Santa Cruz Island is the home of Prisoner Harbor. In February of 1830, a United States ship called Maria Ester anchored off Santa Barbara, California. John Holmes, the captain, asked permission from Romualdo Pacheco, the commander of the Presidio, to drop off his cargo. His cargo was eighty convicted criminals. The idea was to start a sort of penal colony for the prisoners on the deserted Santa Cruz Island. Rumors speculate that the Mexican government was also seeking to expand its population by expanding into the United States.
Holmes was transporting the prisoners to Alta, California to start a penal colony, founded by the Mexican government. This was not the first time Holmes had attempted to discard prisoners. Holmes’ plan failed on the first attempt because of protestors who prevented his ship being able to dock on the island. Because of the negative attention, the government decided to postpone the efforts. The first attempt was made in 1925 and was not tried again until the February 1930 voyage. He had also been denied from the San Diego area.
When Holmes arrived in California, Pacheco was invited back to the ship to look at the cargo. Pacheco was shocked to see a ship filled with prisoners. They were living in filth, with inadequate food, starving, and many were naked or donning shredded clothing. Pacheco was disgusted and refused to let the prisoners be dropped on the island.

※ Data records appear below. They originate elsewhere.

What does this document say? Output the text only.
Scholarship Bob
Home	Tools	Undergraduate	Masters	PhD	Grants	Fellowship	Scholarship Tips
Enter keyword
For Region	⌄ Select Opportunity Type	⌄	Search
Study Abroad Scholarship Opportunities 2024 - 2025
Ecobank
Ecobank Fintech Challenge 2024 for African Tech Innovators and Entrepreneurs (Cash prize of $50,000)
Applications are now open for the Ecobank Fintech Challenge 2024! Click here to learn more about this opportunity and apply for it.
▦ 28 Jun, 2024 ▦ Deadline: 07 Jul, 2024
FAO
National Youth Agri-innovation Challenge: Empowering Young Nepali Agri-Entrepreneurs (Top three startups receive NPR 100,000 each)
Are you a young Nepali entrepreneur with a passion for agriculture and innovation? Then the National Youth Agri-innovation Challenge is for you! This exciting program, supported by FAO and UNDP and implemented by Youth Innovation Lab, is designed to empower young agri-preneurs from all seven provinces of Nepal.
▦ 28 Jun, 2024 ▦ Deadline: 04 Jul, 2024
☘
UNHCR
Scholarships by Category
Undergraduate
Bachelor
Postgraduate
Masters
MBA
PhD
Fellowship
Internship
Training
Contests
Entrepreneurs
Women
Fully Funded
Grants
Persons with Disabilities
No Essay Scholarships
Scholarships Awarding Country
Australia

Weeks later, Jose de la Guerra, a prominent citizen of Alta, California, convinced Pacheco to let some prisoners on the island to employ them with odd jobs. He ensured their conditions were tolerable and gained the respect of many of the prisoners. In April, thirty convicts were transported to the island and allowed to dock. A camp was set up on Santa Cruz Island to house the prisoners. Santa Cruz was considered for the prison because long time legends indicated other tribes and prisoners had previously been sent there for punishment. The section that housed prisoners, Prisoners Harbor Island, reminds people of the horrors that occurred on Santa Cruz Island during the 1800s.
In November, a fire raged through the camp, destroying everything in its path. The stranded prisoners built rafts with whatever odds and ends they could find in an attempt to save themselves. Those who made it off the island were at the ocean’s whims and were victim to the traveling waves of the ocean. Some drown, some were killed by other prisoners in their struggled to get off the island, and others were likely eaten by sharks. Survivors faced a storm that pushed them to Carpiniteria Valley. Locals found the prisoners and they were beaten for trying to escape the island that originally homed them. They were later released however, and allowed to make their own lives freely in society.
People visiting the island report hearing moans and screams. Some have even seen a a faint fire, never finding the source. Many report an overall negative feeling and uneasiness. Even more spooked people report feeling pushed or shoved while exploring, suggesting that prisoners may linger, still trying desperately to get off the island.